Por Adriana Menezes
Após duas horas e meia de performance na produção de três aquarelas, o artista Egas Francisco fez a leitura imediata e precisa do que acabara de acontecer no Espaço Arena do Sesc-Campinas, na noite desta terça-feira (26/01): “Eu fui muito atrevido”, disse-me já exausto. O atrevimento de Egas, ao lado do músico Guga Costa e da bailarina Hellen Audrey, foi revelar o que se passa em sua mente enquanto pinta. Atrevimento que deixou o público, acima de tudo, agradecido de estar ali. Foi o que ele mais ouviu – “muito obrigado” – de quem se aproximava para um abraço no final. Em resposta, Egas atrevia-se em agradecer humildemente ao público. E saíram todos do Sesc agradecidos pela oportunidade de vivenciar o processo de criação do artista e de vê-lo verdadeiramente de corpo e alma, livre e revelado.
A bailarina Hellen Audrey deu forma aos caminhos do pensamento do artista, enquanto o cantor Guga Costa sonorizou a evolução da mente livre e criativa de Egas Francisco. Estava ali toda a sensualidade que habita a sua obra, tudo em movimento. O artista generosamente tornou palpável e visível ao público a liberdade necessária para que sua arte exista. Foi uma lição prática de que a arte só acontece com liberdade de corpo, voz, mãos, pincéis, mente e emoção.

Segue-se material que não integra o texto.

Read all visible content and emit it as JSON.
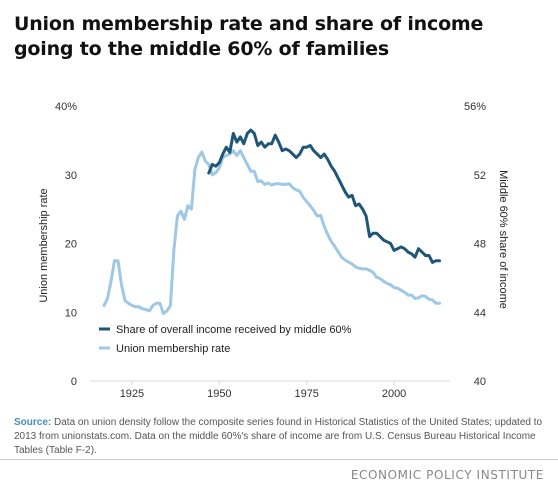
{
  "title": "Union membership rate and share of income going to the middle 60% of families",
  "source_label": "Source:",
  "source_text": " Data on union density follow the composite series found in Historical Statistics of the United States; updated to 2013 from unionstats.com. Data on the middle 60%'s share of income are from U.S. Census Bureau Historical Income Tables (Table F-2).",
  "credit": "ECONOMIC POLICY INSTITUTE",
  "colors": {
    "income": "#1f5678",
    "union": "#9ec8e6",
    "axis": "#d9d9d9",
    "source_accent": "#4a8bbf"
  },
  "chart_data": {
    "type": "line",
    "ylabel_left": "Union membership rate",
    "ylabel_right": "Middle 60% share of income",
    "x_ticks": [
      "1925",
      "1950",
      "1975",
      "2000"
    ],
    "x_tick_values": [
      1925,
      1950,
      1975,
      2000
    ],
    "y_left_ticks": [
      "0",
      "10",
      "20",
      "30",
      "40%"
    ],
    "y_left_values": [
      0,
      10,
      20,
      30,
      40
    ],
    "y_right_ticks": [
      "40",
      "44",
      "48",
      "52",
      "56%"
    ],
    "y_right_values": [
      40,
      44,
      48,
      52,
      56
    ],
    "xlim": [
      1913,
      2016
    ],
    "ylim_left": [
      0,
      40
    ],
    "ylim_right": [
      40,
      56
    ],
    "legend": "inside-bottom-left",
    "grid": false,
    "series": [
      {
        "name": "Share of overall income received by middle 60%",
        "axis": "right",
        "x": [
          1947,
          1948,
          1949,
          1950,
          1951,
          1952,
          1953,
          1954,
          1955,
          1956,
          1957,
          1958,
          1959,
          1960,
          1961,
          1962,
          1963,
          1964,
          1965,
          1966,
          1967,
          1968,
          1969,
          1970,
          1971,
          1972,
          1973,
          1974,
          1975,
          1976,
          1977,
          1978,
          1979,
          1980,
          1981,
          1982,
          1983,
          1984,
          1985,
          1986,
          1987,
          1988,
          1989,
          1990,
          1991,
          1992,
          1993,
          1994,
          1995,
          1996,
          1997,
          1998,
          1999,
          2000,
          2001,
          2002,
          2003,
          2004,
          2005,
          2006,
          2007,
          2008,
          2009,
          2010,
          2011,
          2012,
          2013
        ],
        "values": [
          52.1,
          52.6,
          52.5,
          52.7,
          53.2,
          53.6,
          53.3,
          54.4,
          53.9,
          54.2,
          53.8,
          54.4,
          54.6,
          54.4,
          53.7,
          53.9,
          53.6,
          53.8,
          53.8,
          54.3,
          53.9,
          53.4,
          53.5,
          53.4,
          53.2,
          53.0,
          53.2,
          53.6,
          53.6,
          53.7,
          53.4,
          53.2,
          53.0,
          53.2,
          52.9,
          52.5,
          52.2,
          51.8,
          51.4,
          51.0,
          50.7,
          50.8,
          50.2,
          50.3,
          50.0,
          49.6,
          48.4,
          48.6,
          48.6,
          48.4,
          48.2,
          48.1,
          48.0,
          47.6,
          47.7,
          47.8,
          47.7,
          47.5,
          47.4,
          47.2,
          47.7,
          47.5,
          47.3,
          47.3,
          46.9,
          47.0,
          47.0
        ]
      },
      {
        "name": "Union membership rate",
        "axis": "left",
        "x": [
          1917,
          1918,
          1919,
          1920,
          1921,
          1922,
          1923,
          1924,
          1925,
          1926,
          1927,
          1928,
          1929,
          1930,
          1931,
          1932,
          1933,
          1934,
          1935,
          1936,
          1937,
          1938,
          1939,
          1940,
          1941,
          1942,
          1943,
          1944,
          1945,
          1946,
          1947,
          1948,
          1949,
          1950,
          1951,
          1952,
          1953,
          1954,
          1955,
          1956,
          1957,
          1958,
          1959,
          1960,
          1961,
          1962,
          1963,
          1964,
          1965,
          1966,
          1967,
          1968,
          1969,
          1970,
          1971,
          1972,
          1973,
          1974,
          1975,
          1976,
          1977,
          1978,
          1979,
          1980,
          1981,
          1982,
          1983,
          1984,
          1985,
          1986,
          1987,
          1988,
          1989,
          1990,
          1991,
          1992,
          1993,
          1994,
          1995,
          1996,
          1997,
          1998,
          1999,
          2000,
          2001,
          2002,
          2003,
          2004,
          2005,
          2006,
          2007,
          2008,
          2009,
          2010,
          2011,
          2012,
          2013
        ],
        "values": [
          11.0,
          12.0,
          14.5,
          17.5,
          17.5,
          14.0,
          11.7,
          11.3,
          11.0,
          10.8,
          10.8,
          10.5,
          10.4,
          10.2,
          11.0,
          11.3,
          11.3,
          9.8,
          10.2,
          11.0,
          19.0,
          24.0,
          24.7,
          23.5,
          25.5,
          25.0,
          30.8,
          32.5,
          33.3,
          32.0,
          31.5,
          30.0,
          30.3,
          31.0,
          32.5,
          32.8,
          33.0,
          33.5,
          32.8,
          33.5,
          32.5,
          31.5,
          30.5,
          30.5,
          29.0,
          29.1,
          28.6,
          28.8,
          28.5,
          28.7,
          28.7,
          28.6,
          28.6,
          28.7,
          28.1,
          27.8,
          27.6,
          26.7,
          26.1,
          25.5,
          24.8,
          24.0,
          24.1,
          22.5,
          21.3,
          20.3,
          19.6,
          18.8,
          18.0,
          17.6,
          17.3,
          17.0,
          16.6,
          16.4,
          16.3,
          16.3,
          16.1,
          15.8,
          15.1,
          14.9,
          14.5,
          14.2,
          14.0,
          13.6,
          13.5,
          13.2,
          12.9,
          12.5,
          12.5,
          12.0,
          12.1,
          12.4,
          12.3,
          11.9,
          11.8,
          11.3,
          11.3
        ]
      }
    ]
  }
}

“Nunca fiz nada parecido”, disse Guga após a performance ao lado da bailarina Hellen, parceiros nas vidas amorosa e profissional, ambos formados pela Unicamp – em MPB e Dança, respectivamente. “Nós sempre queremos ver o Egas fluindo”, disse Hellen. Guga fez a ponte entre o pintor e o programador Cássio Quitério do Sesc-Campinas, que resultou no projeto “Pintura e Movimento”, com mais duas performances previstas para 23 de fevereiro e 22 de março.
A água
A temática de ontem era a imprevisibilidade da água como matéria-prima para a aquarela. Assim começou Egas Francisco a falar diante do público, às 19h34, em frente à mesa onde estava o rolo de papel com cerca de 5m X 1m : “Para mim, os caminhos são impostos pela água. É um grande rio que corre, e nesse rio eu navego, com os fantasmas que habitam o rio. Esses fantasmas vêm me seduzir, na tela onde a água e a tinta copulam.”
Egas apresentou as três formas de expressão artística da performance: pintura, música e dança. Falou da sonoridade do músico Guga Costa, que faria os “sons de água”; e do corpo de mulher da bailarina Hellen Audrey, que se expressaria por “corpo, gesto e respiração”.
“A aquarela é a protagonista. Eu sou aquele que traduz o que ela me impõe, os caminhos da sedução”, concluiu o artista, que em seguida começou a pintar e foi acompanhado por música e dança. Cerca de 40 minutos depois, Egas pintou o vestido branco da bailarina. Pincelou seu corpo, acompanhando por alguns minutos os seus movimentos em uma espécie de coreografia improvisada.
Hellen tinha em cena duas bacias com água e uma com sal grosso. Molhou a cabeça e respingou no público, em seguida Guga derramou sobre ela a água de uma das bacias, os dois se abraçaram, se perseguiram, se olharam e dançaram como se estivessem em um duelo. Egas continuava pintando sua aquarela, depois também pincelou o cantor.
Liberdade e arte
Quase uma hora depois de iniciada a performance, o público começa a ficar curioso para entender a pintura de Egas. Alguns se aproximaram da mesa para ver a aquarela. Muita gente já estava com uma taça de vinho na mão para saborear enquanto assistia ao processo de criação. Por volta de 20h55, o artista começa a fazer a segunda tela em outra mesa menor. Às 21h20, ele chega à terceira tela, colocada no chão. Perto de 22h terminou a performance.
Fim do processo artístico e uma clara exaustão dos artistas. A liberdade que impulsiona a arte pode ser vista e tocada. A sensação foi de muita intimidade com Egas Francisco. O público expressou e interagiu na forma de abraços e agradecimentos. Levou na memória uma linda noite de atrevimento na arte.